Dear Fellow Who Peed in Our Yard,
We currently live on a semi-busy street down a little ways from a gas station and an Autozone. People puffing on cigarettes or carrying sacks of beer often make the trek down the sidewalk in front of our house each night to the gas station to get more cigarettes or beer or occasionally a Redbox movie. Sometimes when I take the cans to the curb one of them will ask me for a cigarette as if it were the 50s all over again, and I tell him that I have none. He goes on his way.
You, however, have trumped all cigarette-puffing, beer-toting strangers and creepers.

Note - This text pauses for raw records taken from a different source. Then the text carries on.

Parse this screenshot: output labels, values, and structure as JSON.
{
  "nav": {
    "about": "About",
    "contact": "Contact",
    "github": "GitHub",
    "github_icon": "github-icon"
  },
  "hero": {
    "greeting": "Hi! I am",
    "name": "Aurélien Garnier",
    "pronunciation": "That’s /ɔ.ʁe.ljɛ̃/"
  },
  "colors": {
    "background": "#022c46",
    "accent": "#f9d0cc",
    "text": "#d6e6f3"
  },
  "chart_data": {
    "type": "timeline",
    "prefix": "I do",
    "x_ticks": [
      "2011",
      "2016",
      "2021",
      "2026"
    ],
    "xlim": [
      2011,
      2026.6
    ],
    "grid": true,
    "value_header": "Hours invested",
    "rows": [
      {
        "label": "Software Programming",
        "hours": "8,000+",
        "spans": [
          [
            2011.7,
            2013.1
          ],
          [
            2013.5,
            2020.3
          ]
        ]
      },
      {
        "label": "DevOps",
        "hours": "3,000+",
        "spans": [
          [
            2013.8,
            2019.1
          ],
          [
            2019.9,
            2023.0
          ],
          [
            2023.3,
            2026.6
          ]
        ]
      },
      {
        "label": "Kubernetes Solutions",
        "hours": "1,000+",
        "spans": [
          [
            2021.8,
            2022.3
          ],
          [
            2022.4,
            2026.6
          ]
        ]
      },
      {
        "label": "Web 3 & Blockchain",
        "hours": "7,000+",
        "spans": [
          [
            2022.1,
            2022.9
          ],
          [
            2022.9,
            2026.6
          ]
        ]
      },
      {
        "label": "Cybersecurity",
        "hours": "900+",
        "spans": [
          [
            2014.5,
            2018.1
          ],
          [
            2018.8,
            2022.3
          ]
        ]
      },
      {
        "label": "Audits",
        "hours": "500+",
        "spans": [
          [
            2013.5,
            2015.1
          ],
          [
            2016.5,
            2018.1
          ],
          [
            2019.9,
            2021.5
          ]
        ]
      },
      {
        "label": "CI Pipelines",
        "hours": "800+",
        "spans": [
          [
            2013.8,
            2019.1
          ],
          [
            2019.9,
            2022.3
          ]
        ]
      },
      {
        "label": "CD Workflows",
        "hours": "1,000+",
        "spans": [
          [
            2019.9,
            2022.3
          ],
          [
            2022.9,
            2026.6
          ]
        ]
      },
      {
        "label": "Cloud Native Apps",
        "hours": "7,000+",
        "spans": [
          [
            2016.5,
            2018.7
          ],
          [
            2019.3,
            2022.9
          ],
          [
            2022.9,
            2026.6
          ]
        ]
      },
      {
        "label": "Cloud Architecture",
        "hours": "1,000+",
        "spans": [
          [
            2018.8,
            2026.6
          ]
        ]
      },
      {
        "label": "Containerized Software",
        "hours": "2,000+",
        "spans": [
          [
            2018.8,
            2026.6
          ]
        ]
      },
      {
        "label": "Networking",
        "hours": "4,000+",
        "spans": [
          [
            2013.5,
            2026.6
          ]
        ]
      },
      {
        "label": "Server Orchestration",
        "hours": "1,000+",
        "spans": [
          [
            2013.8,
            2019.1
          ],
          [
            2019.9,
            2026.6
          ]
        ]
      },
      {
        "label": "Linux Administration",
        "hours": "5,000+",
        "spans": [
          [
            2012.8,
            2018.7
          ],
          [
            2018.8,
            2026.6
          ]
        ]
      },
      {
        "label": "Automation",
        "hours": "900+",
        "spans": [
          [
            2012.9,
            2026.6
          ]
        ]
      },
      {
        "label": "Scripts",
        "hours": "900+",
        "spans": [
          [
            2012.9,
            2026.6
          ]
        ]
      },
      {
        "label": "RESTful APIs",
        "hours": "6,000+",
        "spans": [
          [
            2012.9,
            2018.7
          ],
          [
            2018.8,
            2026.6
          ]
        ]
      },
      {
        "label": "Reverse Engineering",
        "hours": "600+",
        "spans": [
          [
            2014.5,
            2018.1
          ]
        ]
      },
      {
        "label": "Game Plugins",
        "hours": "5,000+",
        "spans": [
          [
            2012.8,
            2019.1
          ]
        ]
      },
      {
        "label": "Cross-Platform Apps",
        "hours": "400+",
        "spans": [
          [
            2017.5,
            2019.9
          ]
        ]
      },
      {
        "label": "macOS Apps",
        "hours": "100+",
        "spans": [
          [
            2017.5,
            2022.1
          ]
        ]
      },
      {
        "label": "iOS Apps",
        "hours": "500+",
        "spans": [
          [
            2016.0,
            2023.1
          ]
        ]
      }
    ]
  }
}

You didn’t seem drunk, but maybe you were on your way to the gas station in order to become such. Just like when you were a little fellow, you did not heed mommy’s warning to go potty before leaving the house. Will you ever learn? You looked at your environment around you and noticed a behind-the-garage area up a long driveway away from the street. This would be preferable to relieving your waters into the puddle at 7-11 and risk being seen. Even before you rounded the corner behind the garage, you already had your belt unbuckled, just to be ready. Oh, look– there’s snow– let’s make a fun design.
Upon finishing up, you took one last proud look at your work before heading back out to the street. What class. What gallantry. Nobody will know your secret act of darkness. Well, hopefully the snow melts before anyone notices, anyway. Why is it snowing in April in the first place? Whatever. Time to grab an eight-pack and get inebriated. 7-11 is so close.